Publicacao/Comunicacao
Intimação - DESPACHO
RECURSO ESPECIAL EM Apelação Cível Nº 5000576-58.2018.4.02.5116/RJ
APELANTE: AMILSON GUERREIRO (AUTOR)
ADVOGADO(A): ALEXANDRE ANDRADE DO MONTE SILVA (OAB CE030396A)
DESPACHO/DECISÃO
Trata-se de recurso especial interposto por AMILSON GUERREIRO, com fundamento no artigo 105, inciso III, alíneas "a" e “c”, da Constituição Federal, contra acórdão proferido por Turma Especializada deste Tribunal, que manteve a sentença de improcedência do pedido que objetivava o afastamento da Taxa Referencial para fins de correção de FGTS, aplicando como índice de correção o INPC ou IPCA, desde a competência de janeiro de 1999, com o pagamento das diferenças financeiras decorrentes da substituição.
Em suas razões recursais, sustenta o recorrente, em síntese, que os dissídios jurisprudenciais são juntados ao presente recurso. Alega ainda que o STJ vem afastando a exigência de que os dispositivos legais reguladores da matéria tenham sido expressamente referidos no texto do acórdão recorrido para a sua configuração.
Pontua que o art. 7º da Lei nº 8.660/93, deve ter reconhecida sua inconstitucionalidade e afastar a TR como índice de correção monetária, para fixar os índices oficiais que medem a inflação, no presente caso o INPC. Ademais, que há violação do princípio constitucional do direito à propriedade, previsto no art. 5º, inc. XXII, da Constituição Federal da República, ao não recompor o poder da compra da moeda, presente pelos depósitos no fundo de garantia.
Ao final requer que seja determinado o sobrestamento do recurso, para evitar decisões conflitantes, e, quanto ao mérito, que seja dado provimento para determinar a inaplicabilidade da TR no que tange à correção monetária dos valores depositados na conta vinculada do FGTS, além de condenar a parte recorrida em honorários sucumbenciais e custas processuais.
Contrarrazões apresentadas pela Caixa Econômica Federal no evento 31.
É o relatório.

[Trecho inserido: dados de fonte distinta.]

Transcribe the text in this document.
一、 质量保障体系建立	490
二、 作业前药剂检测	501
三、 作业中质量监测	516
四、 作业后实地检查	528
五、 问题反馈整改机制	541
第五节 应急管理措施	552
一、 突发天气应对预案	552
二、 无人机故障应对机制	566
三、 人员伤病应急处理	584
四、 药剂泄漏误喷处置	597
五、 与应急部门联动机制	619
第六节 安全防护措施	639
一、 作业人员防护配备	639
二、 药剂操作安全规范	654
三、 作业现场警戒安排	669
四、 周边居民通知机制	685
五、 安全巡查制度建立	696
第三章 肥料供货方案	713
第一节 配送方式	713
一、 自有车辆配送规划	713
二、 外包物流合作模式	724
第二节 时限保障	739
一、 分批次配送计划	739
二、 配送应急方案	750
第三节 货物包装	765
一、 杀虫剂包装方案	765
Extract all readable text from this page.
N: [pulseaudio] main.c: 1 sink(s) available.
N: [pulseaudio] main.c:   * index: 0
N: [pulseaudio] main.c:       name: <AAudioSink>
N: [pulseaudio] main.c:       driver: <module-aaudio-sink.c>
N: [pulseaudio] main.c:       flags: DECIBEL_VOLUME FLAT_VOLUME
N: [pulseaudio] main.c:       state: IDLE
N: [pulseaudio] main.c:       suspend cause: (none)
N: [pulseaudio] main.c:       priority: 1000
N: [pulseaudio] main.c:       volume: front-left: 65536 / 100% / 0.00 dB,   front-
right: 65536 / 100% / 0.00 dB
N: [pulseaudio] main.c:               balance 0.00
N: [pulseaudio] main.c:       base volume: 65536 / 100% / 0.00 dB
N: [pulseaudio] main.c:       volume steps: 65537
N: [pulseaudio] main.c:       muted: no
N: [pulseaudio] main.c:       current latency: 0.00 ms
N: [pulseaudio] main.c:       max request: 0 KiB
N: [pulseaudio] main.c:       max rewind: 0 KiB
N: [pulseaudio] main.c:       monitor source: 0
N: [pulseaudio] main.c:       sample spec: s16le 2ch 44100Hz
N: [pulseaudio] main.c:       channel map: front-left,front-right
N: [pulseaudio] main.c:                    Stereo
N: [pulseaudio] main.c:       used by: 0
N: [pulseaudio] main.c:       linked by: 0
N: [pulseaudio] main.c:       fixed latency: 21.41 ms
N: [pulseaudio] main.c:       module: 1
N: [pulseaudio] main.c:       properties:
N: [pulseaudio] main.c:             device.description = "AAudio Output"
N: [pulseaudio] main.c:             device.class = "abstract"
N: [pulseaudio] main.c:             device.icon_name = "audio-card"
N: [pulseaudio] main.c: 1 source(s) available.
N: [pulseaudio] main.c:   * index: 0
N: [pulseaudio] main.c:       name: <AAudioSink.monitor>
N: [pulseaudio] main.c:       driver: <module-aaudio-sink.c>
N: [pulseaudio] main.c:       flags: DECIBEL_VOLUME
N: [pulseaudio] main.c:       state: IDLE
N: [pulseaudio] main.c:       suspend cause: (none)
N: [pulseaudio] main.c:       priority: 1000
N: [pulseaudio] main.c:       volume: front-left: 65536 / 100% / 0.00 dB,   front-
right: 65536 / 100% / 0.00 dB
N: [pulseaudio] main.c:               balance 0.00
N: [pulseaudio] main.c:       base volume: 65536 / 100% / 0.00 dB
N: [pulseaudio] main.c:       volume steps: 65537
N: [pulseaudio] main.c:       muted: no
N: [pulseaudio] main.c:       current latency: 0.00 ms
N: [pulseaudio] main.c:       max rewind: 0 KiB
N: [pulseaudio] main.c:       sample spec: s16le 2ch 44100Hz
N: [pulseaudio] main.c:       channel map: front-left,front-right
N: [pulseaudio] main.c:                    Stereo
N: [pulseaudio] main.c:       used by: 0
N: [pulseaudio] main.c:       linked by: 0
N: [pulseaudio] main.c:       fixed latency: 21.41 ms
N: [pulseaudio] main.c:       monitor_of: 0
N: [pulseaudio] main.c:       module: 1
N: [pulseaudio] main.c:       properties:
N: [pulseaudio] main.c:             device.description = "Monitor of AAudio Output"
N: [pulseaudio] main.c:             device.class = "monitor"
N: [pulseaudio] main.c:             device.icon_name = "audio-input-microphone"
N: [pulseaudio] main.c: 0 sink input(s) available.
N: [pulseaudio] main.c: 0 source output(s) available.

Decido.
A matéria em discussão foi definitivamente apreciada pelo Supremo Tribunal Federal no julgamento da ADI 5.090/DF, concluído em 12/06/2024, com publicação da ata em 17/06/2024, na qual se decidiu que: (i) a remuneração das contas vinculadas ao FGTS (TR + 3% a.a. + distribuição dos resultados) deve garantir, no mínimo, o índice oficial de inflação (IPCA); (ii) nos anos em que a remuneração não alcançar o IPCA, caberá ao Conselho Curador do FGTS determinar a forma de compensação; (iii) a decisão possui efeitos prospectivos (ex nunc), a contar da publicação da ata de julgamento (17/06/2024), incidindo apenas sobre os saldos existentes e depósitos futuros, sendo inadmissível a recomposição de perdas passadas.
O presente recurso deve ser analisado sob duas perspectivas temporais distintas.
Quanto ao período anterior a 17/06/2024, o recurso é inadmissível, pois o pedido do recorrente de aplicação retroativa de índice diverso da TR contraria frontalmente a modulação de efeitos estabelecida pelo STF, que vedou expressamente "a recomposição financeira de supostas perdas passadas". Esta decisão possui eficácia contra todos e efeito vinculante, nos termos do art. 102, §2º da Constituição Federal.
Já em relação ao período posterior a 17/06/2024, verifica-se a ausência superveniente de interesse recursal, uma vez que o próprio STF já determinou que a remuneração das contas vinculadas ao FGTS deve garantir, no mínimo, o índice oficial de inflação (IPCA), atendendo ao núcleo essencial da pretensão do recorrente. Ademais, a Suprema Corte explicitamente designou o Conselho Curador do FGTS como órgão competente para determinar a forma de compensação nos anos em que a remuneração não alcançar o IPCA, estabelecendo assim o procedimento institucional a ser seguido. Como integrante da administração pública indireta, a Caixa Econômica Federal está vinculada ao cumprimento desta decisão, não havendo demonstração de eventual descumprimento que justifique a intervenção judicial neste momento.
Na hipótese de eventual descumprimento futuro da determinação do STF, o ordenamento jurídico prevê meios processuais adequados, inclusive a reclamação constitucional (art. 988, III, do CPC).
Ante o exposto, inadmito o recurso especial, nos termos do art. 1.030, V, do CPC.